À quel « temps » votre titre fait-il allusion ?
Benoît Duteurtre — Il s’agit à la fois du temps que nous vivons, de notre époque, et, plus simplement, du temps qu’il fait. Initialement, le livre devait s’appeler Scènes de la vie, parce qu’il est constitué d’une succession de scènes de la vie contemporaine en France à la fin du XXe siècle, dans ce qu’elles ont de plus normal, de plus banal, mais toujours avec un élément inattendu, ridicule, grotesque ou poétique… J’ai voulu ce nouveau titre pour mieux marquer l’irruption du comique dans la réalité la plus ordinaire.
Votre livre n’est ni un roman, ni un récit, ni un recueil de nouvelles…
Benoît Duteurtre — C’est une série de tableaux, avec toujours un personnage central : tantôt un jeune cadre dynamique, tantôt un acteur raté, tantôt moi-même évoquant des souvenirs d’enfance… La figure change, comme si le même personnage se métamorphosait d’une scène à l’autre dans des situations, des histoires, des tonalités et des formes littéraires différentes, tel un feuilleton des bizarreries de la vie quotidienne. Le livre se compose de six parties, qui ont chacune leur unité mais forment cependant un tout, ce qui le rapproche d’une certaine forme de roman contemporain autant que d’un recueil de nouvelles. Certains thèmes traversent tout le livre, par exemple celui de la vie vue par le biais de la vidéo et de l’écran de télévision.
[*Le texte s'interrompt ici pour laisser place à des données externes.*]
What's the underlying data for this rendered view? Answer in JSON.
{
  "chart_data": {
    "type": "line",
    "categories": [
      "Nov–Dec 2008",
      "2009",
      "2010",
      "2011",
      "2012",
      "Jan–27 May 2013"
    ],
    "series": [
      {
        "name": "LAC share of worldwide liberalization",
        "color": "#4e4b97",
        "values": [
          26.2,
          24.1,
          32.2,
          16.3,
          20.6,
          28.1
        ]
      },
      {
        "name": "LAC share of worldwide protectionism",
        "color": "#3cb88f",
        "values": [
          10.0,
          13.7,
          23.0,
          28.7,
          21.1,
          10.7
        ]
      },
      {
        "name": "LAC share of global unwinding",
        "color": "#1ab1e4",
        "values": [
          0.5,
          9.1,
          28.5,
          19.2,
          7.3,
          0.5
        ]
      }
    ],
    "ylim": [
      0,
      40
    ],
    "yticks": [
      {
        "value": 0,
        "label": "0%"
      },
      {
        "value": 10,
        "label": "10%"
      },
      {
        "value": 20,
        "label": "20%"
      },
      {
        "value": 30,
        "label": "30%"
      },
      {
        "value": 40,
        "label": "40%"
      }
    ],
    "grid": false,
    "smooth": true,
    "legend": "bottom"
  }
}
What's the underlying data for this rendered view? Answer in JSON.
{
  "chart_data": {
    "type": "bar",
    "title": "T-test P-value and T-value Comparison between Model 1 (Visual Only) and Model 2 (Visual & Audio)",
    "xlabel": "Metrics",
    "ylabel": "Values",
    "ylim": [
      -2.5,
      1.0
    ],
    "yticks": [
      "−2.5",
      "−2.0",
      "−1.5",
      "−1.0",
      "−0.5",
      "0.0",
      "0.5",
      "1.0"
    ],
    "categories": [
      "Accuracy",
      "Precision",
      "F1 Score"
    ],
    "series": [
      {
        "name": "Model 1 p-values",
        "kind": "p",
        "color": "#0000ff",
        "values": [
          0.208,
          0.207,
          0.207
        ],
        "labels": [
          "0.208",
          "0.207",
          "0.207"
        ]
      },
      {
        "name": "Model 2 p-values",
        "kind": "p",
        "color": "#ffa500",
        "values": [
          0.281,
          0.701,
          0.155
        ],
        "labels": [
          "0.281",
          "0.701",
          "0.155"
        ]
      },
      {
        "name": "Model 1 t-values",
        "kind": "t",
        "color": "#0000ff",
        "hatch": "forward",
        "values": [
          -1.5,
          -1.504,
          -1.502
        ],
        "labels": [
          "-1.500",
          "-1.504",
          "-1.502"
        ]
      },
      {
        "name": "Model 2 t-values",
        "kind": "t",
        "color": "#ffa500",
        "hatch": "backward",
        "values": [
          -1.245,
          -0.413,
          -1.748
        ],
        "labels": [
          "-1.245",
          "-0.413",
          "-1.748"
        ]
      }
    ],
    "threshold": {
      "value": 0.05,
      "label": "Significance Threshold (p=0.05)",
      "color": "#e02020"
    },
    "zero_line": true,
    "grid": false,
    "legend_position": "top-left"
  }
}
Votre style vise avant tout à la transparence…
Benoît Duteurtre — Ce livre prolonge ce que j’ai commencé avec L’Amoureux malgré lui et poursuivi dans Tout doit disparaître et Gaieté parisienne. Une sorte de recherche stylistique fondée sur la préoccupation suivante : éviter de plaquer du style sur la réalité, mais au contraire saisir le style de l’époque, de ses objets, de ses situations, en appréhender la force esthétique comique, effrayante, déconcertante… Je veux réapprendre à m’étonner devant l’apparente banalité qu’on ne sait plus voir. C’est pourquoi je vise une phrase très limpide qui renonce à tout artifice apparent d’écriture. Il s’agit de pousser à l’extrême un art du regard et de la représentation qui saisisse le contenu romanesque de l’existence, qui appréhende le détail troublant, le paradoxe vivant, la petite faille du réel. Ainsi, dans mes livres, les objets, les décors de l’époque se substituent souvent à toute autre intrigue : c’est aussi une comédie des objets, des parkings, des sanisettes…
© Éditions Gallimard
Lire aussi :
- L’école du regard par Milan Kundera dans Le Nouvel Observateur du 30 janvier 1997.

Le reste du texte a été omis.